Additional Leasing Tips
Many problems with leasing can be avoided by negotiating a good lease in the first place. If you need to find
someone to assume your lease, try TakeMyPayments.com for assistance.
In conclusion, put as little money down as possible. This is very important. There was a client that leased a
Toyota 4Runner and put down two thousand dollars. Three months later, his wife totaled it. Gap insurance did
help pay for the difference between what his insurance company paid and the actual payoff of the car. But he
didn't get his two thousand dollars back. "He was not happy." There's an alternative. If you have to put that
two thousand down to get the payment where you want, take the two thousand dollars and put it in a separate
account and use a portion of that each month to help make the payment."

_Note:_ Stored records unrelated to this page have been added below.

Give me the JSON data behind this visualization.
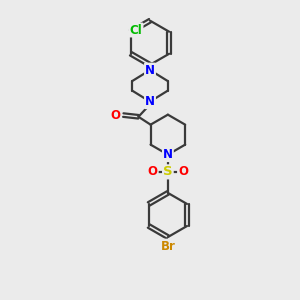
{
  "background_color": "#ebebeb",
  "bond_color": "#3a3a3a",
  "N_color": "#0000FF",
  "O_color": "#FF0000",
  "S_color": "#CCCC00",
  "Cl_color": "#00BB00",
  "Br_color": "#CC8800",
  "line_width": 1.6,
  "font_size": 8.5,
  "xlim": [
    0,
    10
  ],
  "ylim": [
    0,
    14
  ]
}
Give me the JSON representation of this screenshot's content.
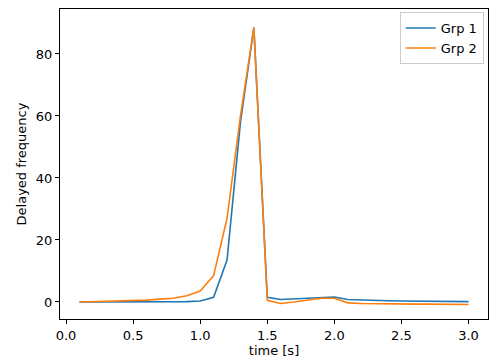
{
  "chart_data": {
    "type": "line",
    "x_label": "time [s]",
    "y_label": "Delayed frequency",
    "x": [
      0.1,
      0.2,
      0.3,
      0.4,
      0.5,
      0.6,
      0.7,
      0.8,
      0.9,
      1.0,
      1.1,
      1.2,
      1.3,
      1.4,
      1.5,
      1.6,
      1.7,
      1.8,
      1.9,
      2.0,
      2.1,
      2.2,
      2.3,
      2.4,
      2.5,
      2.6,
      2.7,
      2.8,
      2.9,
      3.0
    ],
    "series": [
      {
        "name": "Grp 1",
        "color": "#1f77b4",
        "values": [
          0,
          0,
          0,
          0,
          0,
          0,
          0,
          0,
          0.1,
          0.3,
          1.5,
          13.5,
          58,
          88.5,
          1.5,
          0.8,
          1.0,
          1.3,
          1.6,
          1.6,
          0.8,
          0.6,
          0.5,
          0.4,
          0.3,
          0.3,
          0.2,
          0.2,
          0.2,
          0.1
        ]
      },
      {
        "name": "Grp 2",
        "color": "#ff7f0e",
        "values": [
          0,
          0.1,
          0.2,
          0.3,
          0.4,
          0.6,
          0.9,
          1.2,
          2.0,
          3.5,
          8.5,
          27,
          60,
          88.5,
          0.5,
          -0.5,
          0,
          0.5,
          1.2,
          1.2,
          -0.3,
          -0.5,
          -0.6,
          -0.6,
          -0.7,
          -0.7,
          -0.7,
          -0.8,
          -0.8,
          -0.8
        ]
      }
    ],
    "xlim": [
      -0.045,
      3.145
    ],
    "xticks": [
      {
        "value": 0,
        "label": "0.0"
      },
      0.5,
      {
        "value": 1,
        "label": "1.0"
      },
      1.5,
      {
        "value": 2,
        "label": "2.0"
      },
      2.5,
      {
        "value": 3,
        "label": "3.0"
      }
    ],
    "ylim": [
      -5.5,
      94.5
    ],
    "yticks": [
      0,
      20,
      40,
      60,
      80
    ],
    "grid": false,
    "legend": "upper right"
  }
}
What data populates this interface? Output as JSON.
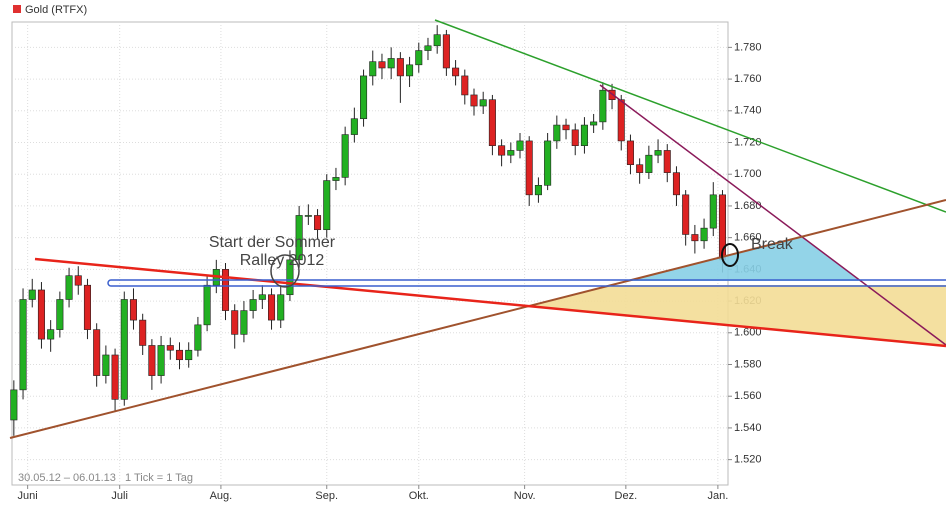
{
  "chart_data": {
    "type": "candlestick",
    "name": "Gold (RTFX)",
    "legend_color": "#e03030",
    "up_color": "#22b022",
    "down_color": "#dd2222",
    "x": [
      0,
      2,
      4,
      6,
      8,
      10,
      12,
      14,
      16,
      18,
      20,
      22,
      24,
      26,
      28,
      30,
      32,
      34,
      36,
      38,
      40,
      42,
      44,
      46,
      48,
      50,
      52,
      54,
      56,
      58,
      60,
      62,
      64,
      66,
      68,
      70,
      72,
      74,
      76,
      78,
      80,
      82,
      84,
      86,
      88,
      90,
      92,
      94,
      96,
      98,
      100,
      102,
      104,
      106,
      108,
      110,
      112,
      114,
      116,
      118,
      120,
      122,
      124,
      126,
      128,
      130,
      132,
      134,
      136,
      138,
      140,
      142,
      144,
      146,
      148,
      150,
      152,
      154
    ],
    "open": [
      1545,
      1564,
      1621,
      1627,
      1596,
      1602,
      1621,
      1636,
      1630,
      1602,
      1573,
      1586,
      1558,
      1621,
      1608,
      1592,
      1573,
      1592,
      1589,
      1583,
      1589,
      1605,
      1630,
      1640,
      1614,
      1599,
      1614,
      1621,
      1624,
      1608,
      1624,
      1646,
      1674,
      1674,
      1665,
      1696,
      1698,
      1725,
      1735,
      1762,
      1771,
      1767,
      1773,
      1762,
      1769,
      1778,
      1781,
      1788,
      1767,
      1762,
      1750,
      1743,
      1747,
      1718,
      1712,
      1715,
      1721,
      1687,
      1693,
      1721,
      1731,
      1728,
      1718,
      1731,
      1733,
      1753,
      1747,
      1721,
      1706,
      1701,
      1712,
      1715,
      1701,
      1687,
      1662,
      1658,
      1666,
      1687
    ],
    "high": [
      1570,
      1628,
      1634,
      1632,
      1608,
      1626,
      1641,
      1642,
      1634,
      1606,
      1592,
      1590,
      1626,
      1628,
      1612,
      1596,
      1598,
      1597,
      1594,
      1594,
      1610,
      1636,
      1646,
      1644,
      1618,
      1620,
      1627,
      1630,
      1628,
      1630,
      1652,
      1680,
      1681,
      1678,
      1700,
      1704,
      1730,
      1742,
      1766,
      1778,
      1776,
      1780,
      1777,
      1774,
      1783,
      1786,
      1794,
      1791,
      1772,
      1766,
      1754,
      1752,
      1750,
      1722,
      1720,
      1726,
      1724,
      1698,
      1726,
      1737,
      1735,
      1732,
      1736,
      1738,
      1758,
      1757,
      1750,
      1725,
      1710,
      1718,
      1722,
      1719,
      1705,
      1690,
      1668,
      1672,
      1695,
      1690
    ],
    "low": [
      1535,
      1558,
      1616,
      1590,
      1588,
      1597,
      1616,
      1624,
      1596,
      1566,
      1568,
      1550,
      1554,
      1602,
      1586,
      1564,
      1568,
      1583,
      1577,
      1578,
      1585,
      1601,
      1625,
      1608,
      1590,
      1594,
      1609,
      1615,
      1602,
      1603,
      1620,
      1641,
      1668,
      1659,
      1660,
      1690,
      1693,
      1720,
      1730,
      1756,
      1760,
      1760,
      1745,
      1755,
      1764,
      1772,
      1776,
      1762,
      1756,
      1744,
      1737,
      1738,
      1712,
      1705,
      1707,
      1710,
      1680,
      1682,
      1690,
      1716,
      1722,
      1712,
      1713,
      1726,
      1728,
      1741,
      1715,
      1700,
      1694,
      1697,
      1707,
      1695,
      1680,
      1655,
      1650,
      1653,
      1661,
      1638
    ],
    "close": [
      1564,
      1621,
      1627,
      1596,
      1602,
      1621,
      1636,
      1630,
      1602,
      1573,
      1586,
      1558,
      1621,
      1608,
      1592,
      1573,
      1592,
      1589,
      1583,
      1589,
      1605,
      1630,
      1640,
      1614,
      1599,
      1614,
      1621,
      1624,
      1608,
      1624,
      1646,
      1674,
      1674,
      1665,
      1696,
      1698,
      1725,
      1735,
      1762,
      1771,
      1767,
      1773,
      1762,
      1769,
      1778,
      1781,
      1788,
      1767,
      1762,
      1750,
      1743,
      1747,
      1718,
      1712,
      1715,
      1721,
      1687,
      1693,
      1721,
      1731,
      1728,
      1718,
      1731,
      1733,
      1753,
      1747,
      1721,
      1706,
      1701,
      1712,
      1715,
      1701,
      1687,
      1662,
      1658,
      1666,
      1687,
      1646
    ],
    "xlim": [
      -0.4,
      155.2
    ],
    "xticks": [
      {
        "value": 3,
        "label": "Juni"
      },
      {
        "value": 23,
        "label": "Juli"
      },
      {
        "value": 45,
        "label": "Aug."
      },
      {
        "value": 68,
        "label": "Sep."
      },
      {
        "value": 88,
        "label": "Okt."
      },
      {
        "value": 111,
        "label": "Nov."
      },
      {
        "value": 133,
        "label": "Dez."
      },
      {
        "value": 153,
        "label": "Jan."
      }
    ],
    "ylim": [
      1504,
      1796
    ],
    "yticks": [
      {
        "value": 1520,
        "label": "1.520"
      },
      {
        "value": 1540,
        "label": "1.540"
      },
      {
        "value": 1560,
        "label": "1.560"
      },
      {
        "value": 1580,
        "label": "1.580"
      },
      {
        "value": 1600,
        "label": "1.600"
      },
      {
        "value": 1620,
        "label": "1.620"
      },
      {
        "value": 1640,
        "label": "1.640"
      },
      {
        "value": 1660,
        "label": "1.660"
      },
      {
        "value": 1680,
        "label": "1.680"
      },
      {
        "value": 1700,
        "label": "1.700"
      },
      {
        "value": 1720,
        "label": "1.720"
      },
      {
        "value": 1740,
        "label": "1.740"
      },
      {
        "value": 1760,
        "label": "1.760"
      },
      {
        "value": 1780,
        "label": "1.780"
      }
    ],
    "grid": true,
    "date_range": "30.05.12 – 06.01.13",
    "tick_note": "1 Tick = 1 Tag",
    "annotations": [
      "Start der Sommer",
      "Ralley 2012",
      "Break"
    ]
  }
}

Stay away from subsidized leases with inflated residuals. You won't be able to afford the car at the end of the
lease because it won't be worth what the contract states. You will be stuck and will have to turn it in. A lower
payment isn't always a better deal.
Don't go into a lease longer than you would normally keep a car. If you keep a car about three years, do a
three-year lease. A four- or five-year lease will be harder to get out of and more difficult to turn in without
extra fees. Don't lease longer than the warranty period that covers the car.
When selecting a vehicle, choose a car with a naturally higher residual. If the vehicle holds its value - or
surpasses its expected value there may be an option to buy it and make money at the end of the lease.